Each of these projects evolves the platform, adding new customization capabilities, more input types, browser support, and more. These modifications may be happening in rapid succession without the main Ushahidi development team even being aware of these changes. And the system may even be running in a remote area with little connectivity.
Traditionally, this has meant that a deployment would download a copy of the current release version, or maybe a development snapshot if there was some emminent new feature that was very useful, and then go off, make modifications – probably on a live server, and maybe email these changes back way after the event in hopes that some of the changes are accepted back into the platform. Updates to the main code base wouldn’t be easily applied to these heavily modified derivatives – so essentially every deploy is a fork of the code.
How Git can save the day
Fortunately, Ushahidi chose Git as the code repository server, although the installation instructions still suggest that you download the code. Git is meant to support just this kind of distributed workflow and collaboration.
If you’re not familiar with Git, I highly recommend checking out Git Internals. But to summarize, it is a versioning control system that is fast, efficient, has local indexes (stored in a local .git directory) and can reference any number of remote indexes to share commits, branches, and files. Where in traditional systems there is an ‘official’ host repository – in Git all repositories are equal and can quickly connect and syncronize.
What this means in a system like Usahidi is that any deployment would first just get a local clone of the official Ushahidi repository to their local system and setup and get running. If they make changes to this code they can just do a commit into their local index. In order to share this code with other developers on this same deployment they could just provide them with the Git link to this repository, or make a branch and add a deployment specific “remote” index that multiple developers could all push into.
Along the way as new code is released in the Ushahidi repository, these deployments could merge in these changes to their local branches without losing their local modifications. And conversely, local modifications could be merged and pushed back into the Ushahidi master index very easily.
Now lets think about some really powerful uses of the Git architecture. Since the entire index is stored locally in a .git folder – it is easy to put an Ushahidi deploy on a USB stick or archived folder, send it around, make modifications in the field and continue to commit these changes to a local repository even while offline. Then when connectivity is restored, or the USB stick can be brought back to a networked computer, the modifications that had been made, and tracked, could be pushed back to a deployment or Ushahidi instance.

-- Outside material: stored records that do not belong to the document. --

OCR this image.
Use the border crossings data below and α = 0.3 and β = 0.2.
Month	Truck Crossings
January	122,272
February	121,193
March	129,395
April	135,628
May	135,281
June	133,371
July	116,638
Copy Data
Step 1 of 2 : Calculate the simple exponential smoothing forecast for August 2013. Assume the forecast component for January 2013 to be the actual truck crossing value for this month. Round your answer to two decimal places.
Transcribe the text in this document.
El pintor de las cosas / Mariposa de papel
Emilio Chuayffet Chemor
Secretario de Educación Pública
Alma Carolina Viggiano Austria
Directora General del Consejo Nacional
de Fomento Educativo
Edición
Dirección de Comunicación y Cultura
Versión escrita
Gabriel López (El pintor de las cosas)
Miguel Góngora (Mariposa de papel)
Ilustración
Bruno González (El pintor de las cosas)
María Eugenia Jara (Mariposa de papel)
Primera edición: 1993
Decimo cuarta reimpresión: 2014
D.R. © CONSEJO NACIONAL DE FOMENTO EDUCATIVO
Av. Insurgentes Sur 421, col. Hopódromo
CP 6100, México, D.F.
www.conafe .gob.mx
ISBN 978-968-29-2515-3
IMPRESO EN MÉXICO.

And with arbitrary remote indexes – individual deployments could share code and modifications between themselves without having to go through an Ushahidi instance. Local networks around an incident, culture, language, or feature set could easily collaborate and iterate the code. Imagine if in Gaza, the Al Jazeera instance could have shared code to other local organizations running similar systems.
I think there are even more potential applications of Git to distributed architectures that would be useful for document and database sharing that occur in fast paced situations. However, Git itself will have to work on some of the usability and interface design issues that make it a difficult tool for novice users.